Andy Schectman, CEO of Miles Franklin Precious Metals, claims that there are 1,802% more COMEX silver futures contracts trading than the amount of physical silver in the vaults. Bullion banks and other market makers will be forced to buy silver on the spot market at far higher prices in order to honor the contracts of those standing for delivery.

On The Retail Front

The US Mint finally lifted the quotas on 2022 American Silver Eagles at the end of October, and distributors were quick to pounce. ASE sales numbers in October went from the 850,000 quota limit to 1,258,000. November ASE sales were 1,407,000. That will be the last 2022 ASEs released by the Mint, as production shifts to making sure there is enough 2023 ASEs to meet the heavy demand in January.

2022 American Gold Eagle production ended in November, as planned. Only 6,000 1 oz AGEs were sold for the month. October’s totals were updated to 62,500 oz of AGEs in all sizes. American Gold Buffalo coin sales hit 4,500 in November before starting the transition to 2023 production. October sales figures were adjusted upward to 39,500.
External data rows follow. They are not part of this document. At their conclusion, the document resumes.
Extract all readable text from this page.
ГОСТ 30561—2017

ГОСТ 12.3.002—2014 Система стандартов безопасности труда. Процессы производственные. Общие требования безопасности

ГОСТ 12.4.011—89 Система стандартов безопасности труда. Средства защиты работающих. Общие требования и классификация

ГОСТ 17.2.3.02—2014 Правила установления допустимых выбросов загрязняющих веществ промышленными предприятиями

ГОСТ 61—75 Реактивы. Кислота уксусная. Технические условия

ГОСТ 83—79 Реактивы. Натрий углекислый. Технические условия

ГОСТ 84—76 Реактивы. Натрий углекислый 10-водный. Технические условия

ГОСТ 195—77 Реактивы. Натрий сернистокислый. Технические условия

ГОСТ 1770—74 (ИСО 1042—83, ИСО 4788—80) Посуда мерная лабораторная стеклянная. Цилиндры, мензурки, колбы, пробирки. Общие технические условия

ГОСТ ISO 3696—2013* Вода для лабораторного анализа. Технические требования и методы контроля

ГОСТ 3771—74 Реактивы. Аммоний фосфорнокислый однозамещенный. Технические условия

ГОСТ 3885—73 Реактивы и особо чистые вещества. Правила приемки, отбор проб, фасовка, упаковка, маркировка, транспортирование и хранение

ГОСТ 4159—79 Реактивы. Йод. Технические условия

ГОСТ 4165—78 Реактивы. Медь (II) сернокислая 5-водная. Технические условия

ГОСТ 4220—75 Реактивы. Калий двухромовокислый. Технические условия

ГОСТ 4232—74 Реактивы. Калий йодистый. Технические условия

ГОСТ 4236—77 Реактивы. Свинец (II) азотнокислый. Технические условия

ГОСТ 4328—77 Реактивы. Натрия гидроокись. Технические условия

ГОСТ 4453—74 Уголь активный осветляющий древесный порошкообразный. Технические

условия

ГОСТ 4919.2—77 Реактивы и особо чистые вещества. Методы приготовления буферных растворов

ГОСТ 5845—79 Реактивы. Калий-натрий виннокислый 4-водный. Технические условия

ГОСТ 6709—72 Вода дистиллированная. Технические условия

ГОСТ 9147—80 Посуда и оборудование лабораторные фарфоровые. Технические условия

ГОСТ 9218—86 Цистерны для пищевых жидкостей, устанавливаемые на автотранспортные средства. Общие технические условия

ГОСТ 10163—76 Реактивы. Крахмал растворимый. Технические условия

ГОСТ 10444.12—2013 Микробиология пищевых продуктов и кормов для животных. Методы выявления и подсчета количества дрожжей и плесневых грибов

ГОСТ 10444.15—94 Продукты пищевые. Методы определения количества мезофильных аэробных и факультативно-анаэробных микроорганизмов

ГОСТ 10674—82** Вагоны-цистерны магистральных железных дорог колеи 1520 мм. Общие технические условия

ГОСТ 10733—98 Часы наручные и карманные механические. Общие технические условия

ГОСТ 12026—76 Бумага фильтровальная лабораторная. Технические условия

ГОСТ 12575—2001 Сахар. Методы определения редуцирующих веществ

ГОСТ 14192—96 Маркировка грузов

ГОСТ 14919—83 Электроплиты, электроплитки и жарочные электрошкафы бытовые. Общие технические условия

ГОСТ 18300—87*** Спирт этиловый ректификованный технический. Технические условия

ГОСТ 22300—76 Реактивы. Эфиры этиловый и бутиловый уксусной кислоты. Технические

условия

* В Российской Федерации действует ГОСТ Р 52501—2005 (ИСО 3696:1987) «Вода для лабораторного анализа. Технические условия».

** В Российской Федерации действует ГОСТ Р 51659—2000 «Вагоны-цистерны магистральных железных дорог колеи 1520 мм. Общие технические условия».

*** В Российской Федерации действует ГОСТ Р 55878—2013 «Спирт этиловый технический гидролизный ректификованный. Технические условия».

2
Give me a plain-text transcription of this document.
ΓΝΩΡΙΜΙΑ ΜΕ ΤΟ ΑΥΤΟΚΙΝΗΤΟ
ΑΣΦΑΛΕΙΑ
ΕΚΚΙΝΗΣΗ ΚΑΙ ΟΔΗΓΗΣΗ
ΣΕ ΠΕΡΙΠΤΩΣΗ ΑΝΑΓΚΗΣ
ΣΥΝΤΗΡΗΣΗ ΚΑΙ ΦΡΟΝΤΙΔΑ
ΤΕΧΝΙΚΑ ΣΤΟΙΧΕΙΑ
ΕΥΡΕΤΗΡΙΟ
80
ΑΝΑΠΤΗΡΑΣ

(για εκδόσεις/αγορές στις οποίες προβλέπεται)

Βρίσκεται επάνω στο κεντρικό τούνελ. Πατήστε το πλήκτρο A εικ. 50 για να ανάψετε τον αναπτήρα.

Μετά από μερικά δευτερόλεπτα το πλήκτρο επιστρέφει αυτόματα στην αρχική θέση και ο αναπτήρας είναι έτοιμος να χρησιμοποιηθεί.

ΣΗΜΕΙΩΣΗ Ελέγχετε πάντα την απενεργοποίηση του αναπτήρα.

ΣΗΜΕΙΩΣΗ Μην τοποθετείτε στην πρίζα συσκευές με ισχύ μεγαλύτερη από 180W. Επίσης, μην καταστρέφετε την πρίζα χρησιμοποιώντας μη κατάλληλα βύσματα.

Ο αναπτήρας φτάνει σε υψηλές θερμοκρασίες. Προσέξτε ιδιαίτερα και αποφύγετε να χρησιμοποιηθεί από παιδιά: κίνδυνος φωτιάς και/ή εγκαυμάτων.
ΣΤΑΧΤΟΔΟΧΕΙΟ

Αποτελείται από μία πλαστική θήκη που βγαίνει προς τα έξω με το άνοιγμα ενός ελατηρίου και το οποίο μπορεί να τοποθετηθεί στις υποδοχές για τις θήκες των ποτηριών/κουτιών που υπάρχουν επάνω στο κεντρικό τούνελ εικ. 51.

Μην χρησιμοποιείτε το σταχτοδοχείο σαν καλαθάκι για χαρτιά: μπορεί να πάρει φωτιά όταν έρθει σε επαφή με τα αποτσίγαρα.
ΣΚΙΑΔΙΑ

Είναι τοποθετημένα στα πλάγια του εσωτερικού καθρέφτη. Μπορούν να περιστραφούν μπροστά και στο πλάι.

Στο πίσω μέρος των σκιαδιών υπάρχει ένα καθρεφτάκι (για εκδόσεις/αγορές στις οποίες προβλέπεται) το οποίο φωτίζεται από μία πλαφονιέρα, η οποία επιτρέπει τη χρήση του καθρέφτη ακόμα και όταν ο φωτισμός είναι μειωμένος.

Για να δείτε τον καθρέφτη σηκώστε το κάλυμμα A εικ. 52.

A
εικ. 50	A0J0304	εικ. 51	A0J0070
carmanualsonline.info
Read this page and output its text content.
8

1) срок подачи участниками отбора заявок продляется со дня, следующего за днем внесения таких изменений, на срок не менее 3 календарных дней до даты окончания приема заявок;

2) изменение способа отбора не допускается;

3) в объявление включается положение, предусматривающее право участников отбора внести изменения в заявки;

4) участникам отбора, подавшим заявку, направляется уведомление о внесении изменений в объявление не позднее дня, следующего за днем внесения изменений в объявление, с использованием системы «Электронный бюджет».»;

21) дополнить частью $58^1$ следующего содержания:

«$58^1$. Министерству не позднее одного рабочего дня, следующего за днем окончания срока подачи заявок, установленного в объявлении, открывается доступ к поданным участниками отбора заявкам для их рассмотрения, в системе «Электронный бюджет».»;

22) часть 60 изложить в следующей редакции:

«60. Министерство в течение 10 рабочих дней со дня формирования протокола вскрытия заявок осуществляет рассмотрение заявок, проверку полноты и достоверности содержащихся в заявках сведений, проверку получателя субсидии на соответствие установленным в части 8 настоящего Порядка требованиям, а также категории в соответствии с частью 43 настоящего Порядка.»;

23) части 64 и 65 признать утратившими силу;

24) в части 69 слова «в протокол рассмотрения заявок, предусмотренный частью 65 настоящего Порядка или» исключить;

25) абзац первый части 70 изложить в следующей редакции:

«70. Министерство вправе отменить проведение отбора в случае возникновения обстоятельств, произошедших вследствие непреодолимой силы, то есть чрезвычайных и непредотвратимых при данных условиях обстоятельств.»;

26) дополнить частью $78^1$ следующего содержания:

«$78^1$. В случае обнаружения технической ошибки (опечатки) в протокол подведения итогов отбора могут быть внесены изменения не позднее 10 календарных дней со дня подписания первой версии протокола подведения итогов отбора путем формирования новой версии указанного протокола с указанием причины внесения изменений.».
The Perth Mint sold a record 183,102 ounces of gold coins and minted bars in October. Silver coin and minted bar sales for the month were just shy of 2 million ounces, at 1,995.350 oz. This is down by 23% from September, but up 48% from last year.

Market Buzz

Silver demand in India is expected to spike by 80% this year to a new record.

Also in India, airport security in Mumbai set a single-day record for gold smuggling busts, nabbing 61 kg (135 lb) of gold worth more than $3 million from a total of seven passengers.


The World Gold Council (WGC) reports that global gold demand totaled 1,181 tons in the third quarter of 2022, 28% higher than the third quarter last year. Retail gold coin and small bar demand hit 351 tons in the quarter, 36% higher than last year. Year to date, gold demand has been 18% higher than last year.

Gold demand in China for the third quarter was 163 tons, up 58% from the second quarter, when COVID lockdowns suppressed the economy.